It has become a common assumption today that sex and gender are two different things. The new gender orthodoxy simplistically asserts, “Sex is what’s between your legs. Gender is what’s between your ears.” But is that true?

It is not. It must be admitted that the idea that sex and gender are different things does not stem from any new scientific discovery.

It arose in the 1970s from the work of the controversial and disgraced sex theorist John Money with this book. A noted academic journal article shows how separating out sex and gender as distinct things slowly became fashionable in the academia literature starting, not in biology and the hard sciences, but in the social sciences and humanities. The assertion that sex and gender are different is rooted solely in gender ideology; a desire to make them two different things in order to support a new theory of humanity.

This division must be resisted as these two important words speak to very important parts of what it means to be human. They are not wholly different things. It’s worth addressing precisely why this is.

The Meaning of Words

Few disagree the word “sex” refers to biological male and female as well as to the act of coitus itself. “Gender” is what’s being contested today.

Let’s start where any reasonable discussion of the real meaning of a word must start, looking at its specific etymology. In doing so, we find gender has everything to do with the first, most basic, and natural fact of being human.

From the 14th Century, gender has referred to the essence of what male and female are and do cooperatively together, issuing from the Proto-Indo-European root gen- or gene-. It fundamentally references the creation, birth and begetting of new human beings, as in, to generate or engender. This root is also interestingly associated with the Latin gonos, from which we get our English word gonad. Of course, these are the uniquely determinative, wholly binary parts of our anatomy that cannot do what they do without their cooperative union with the body of the other gender.
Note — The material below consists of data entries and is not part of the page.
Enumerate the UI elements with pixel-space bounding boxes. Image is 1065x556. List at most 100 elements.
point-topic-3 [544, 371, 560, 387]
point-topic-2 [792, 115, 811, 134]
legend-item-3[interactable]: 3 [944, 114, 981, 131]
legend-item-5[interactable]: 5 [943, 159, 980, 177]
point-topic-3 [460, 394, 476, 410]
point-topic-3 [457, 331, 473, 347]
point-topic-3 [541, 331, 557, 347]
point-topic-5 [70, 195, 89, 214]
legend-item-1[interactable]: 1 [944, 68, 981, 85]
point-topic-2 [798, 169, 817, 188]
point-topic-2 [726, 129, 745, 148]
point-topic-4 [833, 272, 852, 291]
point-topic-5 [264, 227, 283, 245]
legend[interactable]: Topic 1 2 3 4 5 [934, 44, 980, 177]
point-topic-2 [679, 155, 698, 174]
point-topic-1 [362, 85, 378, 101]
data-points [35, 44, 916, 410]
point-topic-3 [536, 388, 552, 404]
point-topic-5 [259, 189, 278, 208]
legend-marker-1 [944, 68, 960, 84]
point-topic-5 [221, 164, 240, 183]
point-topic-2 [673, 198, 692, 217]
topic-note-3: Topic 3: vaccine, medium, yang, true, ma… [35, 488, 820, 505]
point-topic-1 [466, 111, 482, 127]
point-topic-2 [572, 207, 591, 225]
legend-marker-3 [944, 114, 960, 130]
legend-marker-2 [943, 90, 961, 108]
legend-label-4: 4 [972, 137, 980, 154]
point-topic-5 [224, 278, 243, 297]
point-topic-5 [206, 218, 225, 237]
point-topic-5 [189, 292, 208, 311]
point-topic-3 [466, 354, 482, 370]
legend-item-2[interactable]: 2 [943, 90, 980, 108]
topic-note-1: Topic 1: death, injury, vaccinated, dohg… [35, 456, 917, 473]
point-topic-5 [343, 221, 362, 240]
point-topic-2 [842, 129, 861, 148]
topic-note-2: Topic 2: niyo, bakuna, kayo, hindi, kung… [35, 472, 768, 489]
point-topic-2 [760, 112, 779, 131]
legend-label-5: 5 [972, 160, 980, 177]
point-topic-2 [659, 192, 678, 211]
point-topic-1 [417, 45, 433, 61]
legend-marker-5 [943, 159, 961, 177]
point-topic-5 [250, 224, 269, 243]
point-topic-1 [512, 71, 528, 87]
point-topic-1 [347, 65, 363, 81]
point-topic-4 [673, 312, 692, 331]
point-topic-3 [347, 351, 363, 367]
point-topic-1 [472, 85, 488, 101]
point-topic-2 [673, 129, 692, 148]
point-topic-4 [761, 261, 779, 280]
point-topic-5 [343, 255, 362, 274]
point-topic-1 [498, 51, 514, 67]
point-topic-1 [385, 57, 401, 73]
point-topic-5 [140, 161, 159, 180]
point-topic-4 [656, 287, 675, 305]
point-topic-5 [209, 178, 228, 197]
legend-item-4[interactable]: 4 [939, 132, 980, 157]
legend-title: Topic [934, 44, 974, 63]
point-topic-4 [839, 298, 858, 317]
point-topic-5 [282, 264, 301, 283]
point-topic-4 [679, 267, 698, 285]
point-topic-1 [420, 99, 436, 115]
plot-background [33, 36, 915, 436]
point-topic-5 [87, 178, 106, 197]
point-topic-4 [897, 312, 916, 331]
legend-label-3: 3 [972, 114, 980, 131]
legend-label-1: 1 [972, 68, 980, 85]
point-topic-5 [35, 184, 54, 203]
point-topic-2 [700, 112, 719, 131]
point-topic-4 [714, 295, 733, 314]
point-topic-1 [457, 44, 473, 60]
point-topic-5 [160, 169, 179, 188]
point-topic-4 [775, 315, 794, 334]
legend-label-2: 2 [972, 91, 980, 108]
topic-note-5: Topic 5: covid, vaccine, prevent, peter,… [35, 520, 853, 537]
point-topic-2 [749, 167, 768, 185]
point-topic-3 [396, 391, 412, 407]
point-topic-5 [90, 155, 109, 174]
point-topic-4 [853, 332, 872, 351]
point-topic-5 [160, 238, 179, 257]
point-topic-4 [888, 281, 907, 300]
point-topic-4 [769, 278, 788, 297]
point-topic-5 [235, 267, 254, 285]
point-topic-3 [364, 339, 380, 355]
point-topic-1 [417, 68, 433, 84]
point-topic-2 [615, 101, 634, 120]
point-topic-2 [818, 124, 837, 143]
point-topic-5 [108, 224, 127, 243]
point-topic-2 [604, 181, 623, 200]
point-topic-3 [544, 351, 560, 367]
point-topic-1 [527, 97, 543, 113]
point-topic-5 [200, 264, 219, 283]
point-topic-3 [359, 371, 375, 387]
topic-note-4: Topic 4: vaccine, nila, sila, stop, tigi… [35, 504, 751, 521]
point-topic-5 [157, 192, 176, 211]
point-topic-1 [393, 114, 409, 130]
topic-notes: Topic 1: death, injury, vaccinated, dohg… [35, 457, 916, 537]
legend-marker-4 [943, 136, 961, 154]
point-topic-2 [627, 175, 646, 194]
Gender refers to that which is inherently heterosexual.

Thus, gender’s grammatical root – gene/gen – is also associated with such words as genesis, generation (both in terms of being generated as well as the historical time-frame one was generated) and yes, of course, genitals, those two unavoidably binary parts of the human anatomy that help our gonads and other associated cooperative parts do what gonads do: generate.

Finally, gender also derives from the Latin genus meaning race, kin, family, kind, order and species, that generative line from which another comes and thus belongs to.

If anything is the furthest thing from being a mere social construct, gender is. By its very definition, it is the first function of nature.

So the words “sex” and “gender” are indeed two objective sides of the same coin. Anyone who says different is just making stuff up. And this is precisely what the gender theorists are doing. Learned people should refuse to play along.